Maybe Wells Fargo can redesign the work of its bankers to drive a culture that is more about serving than selling.
A Formula for Cultural Change
Cultural change is hardly formulaic. It must be company-specific.
But if I were asked by Wells Fargo to design a cultural change process for the bank, I would tell its executives the following:
Step 1: Undertake a deep dive to understand the values and behaviors of your people. What work, processes, and incentives drove toxic behaviors?
What did you, as executives, do (and not do) to allow and enable this culture and these behaviors to exist? Remember, you’re accountable.
Step 2: Redesign the work of your people to focus first on serving your customers, while maintaining operating disciplines to maintain good profits.
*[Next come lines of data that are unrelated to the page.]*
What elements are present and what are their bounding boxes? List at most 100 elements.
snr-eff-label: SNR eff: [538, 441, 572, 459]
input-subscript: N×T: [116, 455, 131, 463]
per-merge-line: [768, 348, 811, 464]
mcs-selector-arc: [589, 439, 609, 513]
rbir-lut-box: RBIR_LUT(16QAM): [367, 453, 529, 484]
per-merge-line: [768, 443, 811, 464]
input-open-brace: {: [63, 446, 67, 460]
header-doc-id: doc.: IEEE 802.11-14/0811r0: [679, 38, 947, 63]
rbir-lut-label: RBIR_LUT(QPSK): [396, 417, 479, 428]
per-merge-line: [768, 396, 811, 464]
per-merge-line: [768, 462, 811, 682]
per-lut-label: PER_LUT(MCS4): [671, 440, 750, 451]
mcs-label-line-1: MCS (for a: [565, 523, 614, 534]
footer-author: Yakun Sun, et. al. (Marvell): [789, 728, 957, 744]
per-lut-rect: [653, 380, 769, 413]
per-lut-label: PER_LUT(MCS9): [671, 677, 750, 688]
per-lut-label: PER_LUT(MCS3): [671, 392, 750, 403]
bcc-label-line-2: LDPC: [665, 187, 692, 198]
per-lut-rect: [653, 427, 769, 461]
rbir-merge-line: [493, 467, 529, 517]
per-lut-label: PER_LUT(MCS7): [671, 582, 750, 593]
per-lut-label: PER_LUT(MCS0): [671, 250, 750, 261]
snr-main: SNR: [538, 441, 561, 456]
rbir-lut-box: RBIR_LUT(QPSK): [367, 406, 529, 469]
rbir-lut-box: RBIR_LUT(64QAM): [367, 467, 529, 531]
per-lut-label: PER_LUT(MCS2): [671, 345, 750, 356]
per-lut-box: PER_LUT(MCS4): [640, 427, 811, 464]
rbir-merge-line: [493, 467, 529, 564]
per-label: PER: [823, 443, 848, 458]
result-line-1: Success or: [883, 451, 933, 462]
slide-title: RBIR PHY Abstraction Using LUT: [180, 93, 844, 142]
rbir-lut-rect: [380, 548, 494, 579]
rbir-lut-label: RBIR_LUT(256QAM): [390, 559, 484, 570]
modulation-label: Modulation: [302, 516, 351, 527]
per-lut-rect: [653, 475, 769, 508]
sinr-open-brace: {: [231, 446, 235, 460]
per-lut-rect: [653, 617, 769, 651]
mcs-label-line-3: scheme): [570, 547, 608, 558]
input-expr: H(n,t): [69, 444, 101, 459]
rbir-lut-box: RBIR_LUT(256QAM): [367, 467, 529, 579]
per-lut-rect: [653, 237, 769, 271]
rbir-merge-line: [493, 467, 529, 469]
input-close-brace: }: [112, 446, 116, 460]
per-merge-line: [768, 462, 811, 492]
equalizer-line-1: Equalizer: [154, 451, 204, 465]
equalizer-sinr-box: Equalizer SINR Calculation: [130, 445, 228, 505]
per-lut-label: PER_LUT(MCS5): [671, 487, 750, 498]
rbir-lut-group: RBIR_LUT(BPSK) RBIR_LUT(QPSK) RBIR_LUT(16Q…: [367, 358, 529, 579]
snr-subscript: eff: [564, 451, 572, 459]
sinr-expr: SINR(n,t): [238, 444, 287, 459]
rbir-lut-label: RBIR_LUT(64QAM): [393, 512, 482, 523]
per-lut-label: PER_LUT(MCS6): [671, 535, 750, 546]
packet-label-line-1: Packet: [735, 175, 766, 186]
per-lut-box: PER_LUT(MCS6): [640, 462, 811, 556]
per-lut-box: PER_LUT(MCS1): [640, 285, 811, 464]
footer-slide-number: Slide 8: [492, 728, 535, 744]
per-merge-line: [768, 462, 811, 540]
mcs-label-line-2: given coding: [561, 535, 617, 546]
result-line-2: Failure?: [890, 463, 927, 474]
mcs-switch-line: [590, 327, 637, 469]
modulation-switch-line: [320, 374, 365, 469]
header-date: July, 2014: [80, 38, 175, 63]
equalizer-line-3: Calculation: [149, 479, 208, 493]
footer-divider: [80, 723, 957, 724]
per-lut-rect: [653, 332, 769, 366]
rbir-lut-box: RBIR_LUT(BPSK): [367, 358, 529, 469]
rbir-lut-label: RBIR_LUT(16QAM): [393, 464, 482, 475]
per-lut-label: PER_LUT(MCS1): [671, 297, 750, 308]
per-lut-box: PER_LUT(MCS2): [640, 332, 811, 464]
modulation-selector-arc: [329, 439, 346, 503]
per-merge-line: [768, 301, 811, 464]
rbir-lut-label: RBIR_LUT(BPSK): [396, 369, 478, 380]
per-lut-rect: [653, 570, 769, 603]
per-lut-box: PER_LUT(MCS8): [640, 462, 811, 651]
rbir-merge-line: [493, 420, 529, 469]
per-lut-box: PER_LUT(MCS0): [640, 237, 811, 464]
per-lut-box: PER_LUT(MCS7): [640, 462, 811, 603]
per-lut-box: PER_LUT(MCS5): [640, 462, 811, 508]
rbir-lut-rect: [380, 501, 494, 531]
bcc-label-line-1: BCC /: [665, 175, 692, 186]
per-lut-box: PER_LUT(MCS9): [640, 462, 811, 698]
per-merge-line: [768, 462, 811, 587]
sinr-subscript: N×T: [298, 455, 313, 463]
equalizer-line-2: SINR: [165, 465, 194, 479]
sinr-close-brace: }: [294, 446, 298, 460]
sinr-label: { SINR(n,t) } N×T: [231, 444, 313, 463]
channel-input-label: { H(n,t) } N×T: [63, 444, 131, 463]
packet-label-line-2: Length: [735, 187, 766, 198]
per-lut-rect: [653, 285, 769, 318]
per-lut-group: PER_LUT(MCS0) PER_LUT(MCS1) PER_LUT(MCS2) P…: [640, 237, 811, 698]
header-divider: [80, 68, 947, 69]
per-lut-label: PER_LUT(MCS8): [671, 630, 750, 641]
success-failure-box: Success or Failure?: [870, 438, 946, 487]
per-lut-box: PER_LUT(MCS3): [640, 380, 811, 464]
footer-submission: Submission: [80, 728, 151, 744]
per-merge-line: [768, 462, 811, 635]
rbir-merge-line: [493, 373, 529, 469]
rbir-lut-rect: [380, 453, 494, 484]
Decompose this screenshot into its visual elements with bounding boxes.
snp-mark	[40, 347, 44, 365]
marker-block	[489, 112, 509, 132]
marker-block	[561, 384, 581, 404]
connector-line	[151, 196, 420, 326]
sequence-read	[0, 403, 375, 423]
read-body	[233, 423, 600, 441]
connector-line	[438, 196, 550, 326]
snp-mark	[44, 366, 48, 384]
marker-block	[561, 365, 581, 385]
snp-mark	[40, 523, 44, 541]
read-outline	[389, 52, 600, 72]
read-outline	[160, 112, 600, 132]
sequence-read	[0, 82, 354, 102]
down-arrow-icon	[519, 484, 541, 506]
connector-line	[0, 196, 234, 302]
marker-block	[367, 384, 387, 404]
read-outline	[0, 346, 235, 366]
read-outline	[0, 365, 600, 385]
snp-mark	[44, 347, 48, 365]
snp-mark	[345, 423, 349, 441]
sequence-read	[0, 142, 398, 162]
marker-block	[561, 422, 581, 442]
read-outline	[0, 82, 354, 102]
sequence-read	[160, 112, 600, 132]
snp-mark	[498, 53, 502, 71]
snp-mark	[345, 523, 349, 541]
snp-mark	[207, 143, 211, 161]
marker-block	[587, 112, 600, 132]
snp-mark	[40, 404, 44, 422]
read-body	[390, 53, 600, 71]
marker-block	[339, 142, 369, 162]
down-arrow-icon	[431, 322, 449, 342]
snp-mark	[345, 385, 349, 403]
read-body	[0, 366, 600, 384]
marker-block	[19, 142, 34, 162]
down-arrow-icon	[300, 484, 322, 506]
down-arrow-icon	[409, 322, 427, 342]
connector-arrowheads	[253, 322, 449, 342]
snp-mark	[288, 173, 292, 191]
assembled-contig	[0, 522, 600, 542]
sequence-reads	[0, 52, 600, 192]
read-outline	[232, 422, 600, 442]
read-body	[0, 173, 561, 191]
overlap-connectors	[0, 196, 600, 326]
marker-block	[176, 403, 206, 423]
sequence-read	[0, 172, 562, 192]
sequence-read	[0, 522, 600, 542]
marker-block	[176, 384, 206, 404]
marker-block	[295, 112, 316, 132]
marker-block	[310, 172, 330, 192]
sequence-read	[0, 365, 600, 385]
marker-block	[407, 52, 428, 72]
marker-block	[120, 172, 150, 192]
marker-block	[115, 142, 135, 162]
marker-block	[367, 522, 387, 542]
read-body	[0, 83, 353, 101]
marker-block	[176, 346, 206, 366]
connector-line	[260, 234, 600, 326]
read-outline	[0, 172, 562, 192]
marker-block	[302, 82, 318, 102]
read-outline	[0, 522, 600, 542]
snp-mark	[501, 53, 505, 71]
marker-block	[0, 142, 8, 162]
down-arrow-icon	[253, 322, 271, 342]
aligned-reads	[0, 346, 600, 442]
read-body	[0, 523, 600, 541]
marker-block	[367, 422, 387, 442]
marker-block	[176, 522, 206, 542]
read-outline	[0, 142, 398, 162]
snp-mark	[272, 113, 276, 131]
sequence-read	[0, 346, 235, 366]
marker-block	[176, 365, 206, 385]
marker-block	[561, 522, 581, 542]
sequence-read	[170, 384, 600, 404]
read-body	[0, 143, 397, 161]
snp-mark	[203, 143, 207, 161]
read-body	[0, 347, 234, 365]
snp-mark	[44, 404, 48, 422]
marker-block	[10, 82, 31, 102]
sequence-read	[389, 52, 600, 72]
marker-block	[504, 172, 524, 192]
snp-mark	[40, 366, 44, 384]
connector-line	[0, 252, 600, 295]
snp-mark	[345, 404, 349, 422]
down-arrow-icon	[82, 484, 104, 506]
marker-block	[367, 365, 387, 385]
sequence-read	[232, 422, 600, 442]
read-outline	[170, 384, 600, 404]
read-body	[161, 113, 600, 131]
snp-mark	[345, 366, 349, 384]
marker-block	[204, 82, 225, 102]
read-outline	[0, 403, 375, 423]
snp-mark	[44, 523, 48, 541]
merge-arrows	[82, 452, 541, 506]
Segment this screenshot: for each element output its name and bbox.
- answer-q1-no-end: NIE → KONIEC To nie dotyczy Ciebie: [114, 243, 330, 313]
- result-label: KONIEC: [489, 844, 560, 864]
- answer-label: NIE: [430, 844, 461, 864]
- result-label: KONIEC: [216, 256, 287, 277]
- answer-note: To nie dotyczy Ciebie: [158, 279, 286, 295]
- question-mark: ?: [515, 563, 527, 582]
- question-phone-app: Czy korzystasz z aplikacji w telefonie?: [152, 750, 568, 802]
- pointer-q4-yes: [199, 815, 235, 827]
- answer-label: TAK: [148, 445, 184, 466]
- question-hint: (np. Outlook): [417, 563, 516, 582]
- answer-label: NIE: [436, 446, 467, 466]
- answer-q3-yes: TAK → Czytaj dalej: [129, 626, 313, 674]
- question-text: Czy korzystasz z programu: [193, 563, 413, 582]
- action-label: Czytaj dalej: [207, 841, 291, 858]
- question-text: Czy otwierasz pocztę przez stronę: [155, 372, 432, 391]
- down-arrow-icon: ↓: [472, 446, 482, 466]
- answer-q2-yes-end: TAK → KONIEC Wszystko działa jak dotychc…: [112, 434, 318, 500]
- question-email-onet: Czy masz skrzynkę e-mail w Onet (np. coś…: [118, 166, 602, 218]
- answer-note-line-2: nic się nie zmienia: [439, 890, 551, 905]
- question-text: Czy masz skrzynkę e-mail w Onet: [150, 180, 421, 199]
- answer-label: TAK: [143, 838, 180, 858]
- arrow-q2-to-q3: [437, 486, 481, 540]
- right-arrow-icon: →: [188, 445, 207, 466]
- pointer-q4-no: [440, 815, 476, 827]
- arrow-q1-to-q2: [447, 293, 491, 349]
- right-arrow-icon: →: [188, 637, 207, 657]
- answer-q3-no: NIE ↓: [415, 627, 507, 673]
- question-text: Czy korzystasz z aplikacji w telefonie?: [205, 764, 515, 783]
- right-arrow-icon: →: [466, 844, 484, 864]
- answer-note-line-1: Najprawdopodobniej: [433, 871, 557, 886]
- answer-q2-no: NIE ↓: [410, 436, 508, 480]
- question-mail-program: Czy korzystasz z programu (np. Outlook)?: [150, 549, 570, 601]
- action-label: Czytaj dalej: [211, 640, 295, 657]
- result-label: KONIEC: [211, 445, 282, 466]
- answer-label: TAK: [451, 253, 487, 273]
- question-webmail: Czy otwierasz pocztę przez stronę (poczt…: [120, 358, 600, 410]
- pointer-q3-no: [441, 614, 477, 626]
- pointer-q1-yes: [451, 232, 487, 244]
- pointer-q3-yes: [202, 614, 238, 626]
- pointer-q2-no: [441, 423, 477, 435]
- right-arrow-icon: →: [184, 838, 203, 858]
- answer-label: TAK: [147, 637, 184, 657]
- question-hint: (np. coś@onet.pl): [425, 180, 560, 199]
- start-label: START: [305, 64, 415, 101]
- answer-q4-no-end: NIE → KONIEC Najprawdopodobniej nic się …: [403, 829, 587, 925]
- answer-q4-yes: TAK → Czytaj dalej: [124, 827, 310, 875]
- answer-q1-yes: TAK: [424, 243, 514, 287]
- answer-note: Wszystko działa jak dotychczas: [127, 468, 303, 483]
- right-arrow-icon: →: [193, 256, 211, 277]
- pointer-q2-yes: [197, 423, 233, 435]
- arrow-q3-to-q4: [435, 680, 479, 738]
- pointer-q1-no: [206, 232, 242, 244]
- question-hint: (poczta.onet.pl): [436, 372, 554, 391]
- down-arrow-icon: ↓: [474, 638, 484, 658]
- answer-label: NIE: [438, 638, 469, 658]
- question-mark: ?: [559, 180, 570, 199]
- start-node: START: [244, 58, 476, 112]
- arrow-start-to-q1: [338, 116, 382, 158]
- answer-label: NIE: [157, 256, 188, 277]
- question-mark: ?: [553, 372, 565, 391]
A company needs to be simultaneously focused on both the customer and profits.
Step 3: Make sure executives are about action, not just talk. It’s not a time for caution or safe mediocrity (or fear of “overcorrecting”). It’s a time for radically elevating your ambition to serve.
All of this is with the caveat that cultural change is very difficult and may take years to accomplish, so there is no time to waste.
We may never know all that has gone on at Wells Fargo, but we will see the result. I suspect that somewhere deep in the bank’s culture, there are some good values to which the enterprise will return.